Twins officials have long said that their aim is right in that range: 50 percent of revenue going toward payroll. In reality, though, it has often fallen short — as Aaron Gleeman, the locally based editor in chief of Baseball Prospectus, noted in a tweet that started a lot of this conversation over the past week.

Looking at the previous year's revenue and next year's (which seems like a good way to do it), Gleeman found that in each of the past seven years the Twins have fallen short of 50 percent. Their collective revenue was $1.621 billion in that span, while their payroll was $723 million — a shortage in spending, he notes, of $87.5 million over seven years, or $12.5 million a year.

But here's the thing: That doesn't make the Twins unique. In fact, if we look at the most recent leaguewide example, it makes them average. Expressed as a percentage, the Twins have spent 44.6 percent of previous year's revenue on next year's payroll in that span.

Looking at MLB as a whole, the total revenue in 2017 (per Forbes) was $9.46 billion if you simply add up revenue from all 30 teams. And the total payroll in 2018, per Spotrac, was $4.18 billion. As a percentage, MLB teams spent 44.2 percent of their revenue on payroll.

That's not to say it's right, or that if everyone is doing it the Twins should, too. But it does suggest the problem is more systemic than specific to one team.

The major point of contention this year is that the Twins aren't just poised to miss the 50 percent mark by a little. They're going to miss it by a lot.

Even if revenue was flat and the Twins took in $261 million in 2018 (same as 2017, the last year for which figures are available), they're on pace this year to have a payroll of about $100 million — Joe Mauer's $23 million and some spare change less than last year — unless they do some more free-agent shopping.

That would be just 38 percent of revenue, and that's assuming flat revenue.

That certainly reflects a business/philosophical decision — one that can be justified but one that also has some fans justifiably irked.

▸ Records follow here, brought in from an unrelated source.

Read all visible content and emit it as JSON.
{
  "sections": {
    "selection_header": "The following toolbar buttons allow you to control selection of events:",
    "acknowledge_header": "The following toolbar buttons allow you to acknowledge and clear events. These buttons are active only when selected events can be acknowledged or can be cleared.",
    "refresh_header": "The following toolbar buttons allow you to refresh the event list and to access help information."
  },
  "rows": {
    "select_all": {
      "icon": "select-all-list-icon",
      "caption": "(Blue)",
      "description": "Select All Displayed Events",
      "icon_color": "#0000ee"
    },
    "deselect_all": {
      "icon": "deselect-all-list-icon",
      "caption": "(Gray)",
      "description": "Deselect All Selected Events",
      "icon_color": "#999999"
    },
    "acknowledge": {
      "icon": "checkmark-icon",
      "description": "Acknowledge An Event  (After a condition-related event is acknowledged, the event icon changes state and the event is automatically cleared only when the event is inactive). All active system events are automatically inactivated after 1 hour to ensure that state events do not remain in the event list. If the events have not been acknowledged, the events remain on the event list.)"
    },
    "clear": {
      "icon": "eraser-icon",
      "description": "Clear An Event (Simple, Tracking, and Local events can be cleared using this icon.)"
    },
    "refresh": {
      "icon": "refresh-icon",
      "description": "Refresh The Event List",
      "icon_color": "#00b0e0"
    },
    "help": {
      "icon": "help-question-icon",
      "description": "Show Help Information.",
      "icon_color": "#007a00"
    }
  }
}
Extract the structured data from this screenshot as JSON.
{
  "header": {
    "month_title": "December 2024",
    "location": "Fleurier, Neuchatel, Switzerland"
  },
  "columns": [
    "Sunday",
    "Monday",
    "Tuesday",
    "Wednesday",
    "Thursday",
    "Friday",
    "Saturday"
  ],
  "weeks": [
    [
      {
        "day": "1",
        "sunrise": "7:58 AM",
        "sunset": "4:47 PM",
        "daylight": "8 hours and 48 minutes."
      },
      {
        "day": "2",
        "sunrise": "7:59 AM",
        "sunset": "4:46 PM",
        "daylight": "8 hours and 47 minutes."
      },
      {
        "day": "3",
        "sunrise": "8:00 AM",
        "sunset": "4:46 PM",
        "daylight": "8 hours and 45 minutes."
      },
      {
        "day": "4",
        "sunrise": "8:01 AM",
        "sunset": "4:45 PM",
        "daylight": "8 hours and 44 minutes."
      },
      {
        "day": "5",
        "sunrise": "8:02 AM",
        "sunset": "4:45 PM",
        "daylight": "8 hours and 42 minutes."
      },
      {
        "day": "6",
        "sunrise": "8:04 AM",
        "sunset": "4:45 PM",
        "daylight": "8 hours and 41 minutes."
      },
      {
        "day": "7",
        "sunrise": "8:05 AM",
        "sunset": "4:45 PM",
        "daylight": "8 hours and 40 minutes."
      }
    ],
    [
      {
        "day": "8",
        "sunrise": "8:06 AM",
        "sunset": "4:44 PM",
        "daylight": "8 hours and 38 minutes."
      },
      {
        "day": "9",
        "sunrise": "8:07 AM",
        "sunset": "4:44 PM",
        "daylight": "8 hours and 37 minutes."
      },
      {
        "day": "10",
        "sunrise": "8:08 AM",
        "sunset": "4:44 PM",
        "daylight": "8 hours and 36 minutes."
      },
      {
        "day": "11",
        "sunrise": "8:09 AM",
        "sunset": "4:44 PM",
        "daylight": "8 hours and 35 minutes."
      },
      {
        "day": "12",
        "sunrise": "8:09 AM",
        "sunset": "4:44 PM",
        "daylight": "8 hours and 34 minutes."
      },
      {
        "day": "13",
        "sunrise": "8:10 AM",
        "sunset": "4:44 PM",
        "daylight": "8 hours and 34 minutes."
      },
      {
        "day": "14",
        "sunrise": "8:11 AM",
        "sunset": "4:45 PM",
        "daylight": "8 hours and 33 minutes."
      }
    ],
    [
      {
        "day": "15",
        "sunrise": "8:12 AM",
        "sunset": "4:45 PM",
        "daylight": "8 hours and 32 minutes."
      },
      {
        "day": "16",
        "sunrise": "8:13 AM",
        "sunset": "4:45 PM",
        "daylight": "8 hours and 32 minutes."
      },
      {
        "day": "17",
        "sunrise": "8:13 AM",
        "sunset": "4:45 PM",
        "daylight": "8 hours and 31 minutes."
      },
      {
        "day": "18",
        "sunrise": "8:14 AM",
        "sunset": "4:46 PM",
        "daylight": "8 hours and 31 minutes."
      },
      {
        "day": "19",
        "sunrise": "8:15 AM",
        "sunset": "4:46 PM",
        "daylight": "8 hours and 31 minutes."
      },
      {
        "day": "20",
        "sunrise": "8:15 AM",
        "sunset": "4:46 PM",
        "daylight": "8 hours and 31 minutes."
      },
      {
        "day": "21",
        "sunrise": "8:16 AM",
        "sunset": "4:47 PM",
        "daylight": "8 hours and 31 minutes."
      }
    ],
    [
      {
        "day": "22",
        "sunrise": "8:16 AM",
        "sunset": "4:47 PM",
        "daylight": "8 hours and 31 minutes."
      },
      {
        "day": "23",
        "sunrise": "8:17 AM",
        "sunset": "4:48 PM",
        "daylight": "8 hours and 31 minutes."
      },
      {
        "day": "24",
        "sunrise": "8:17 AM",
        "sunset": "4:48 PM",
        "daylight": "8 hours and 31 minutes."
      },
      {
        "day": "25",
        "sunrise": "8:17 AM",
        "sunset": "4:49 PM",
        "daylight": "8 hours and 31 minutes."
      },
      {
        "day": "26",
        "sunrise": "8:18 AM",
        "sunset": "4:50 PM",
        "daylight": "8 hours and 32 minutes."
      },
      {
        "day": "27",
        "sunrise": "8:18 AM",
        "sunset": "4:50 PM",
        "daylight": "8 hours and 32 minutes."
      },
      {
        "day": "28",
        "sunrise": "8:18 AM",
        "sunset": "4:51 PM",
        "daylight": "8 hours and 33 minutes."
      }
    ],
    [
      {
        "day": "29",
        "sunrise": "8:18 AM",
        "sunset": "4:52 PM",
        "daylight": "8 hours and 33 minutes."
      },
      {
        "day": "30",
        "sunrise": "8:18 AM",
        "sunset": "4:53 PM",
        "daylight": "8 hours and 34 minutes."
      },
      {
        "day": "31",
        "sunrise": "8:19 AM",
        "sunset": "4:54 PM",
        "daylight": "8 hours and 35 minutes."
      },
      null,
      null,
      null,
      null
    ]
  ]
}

The bigger problem, though, goes beyond the Twins.

The disincentive to spend, combined with a salary structure that underpays players early in their careers, combined with a system that doesn't enforce a spending minimum as a percentage of revenue, is set up in favor of the owners not the players. It figures to be a major point of contention when the collective bargaining agreement expires after the 2021 season.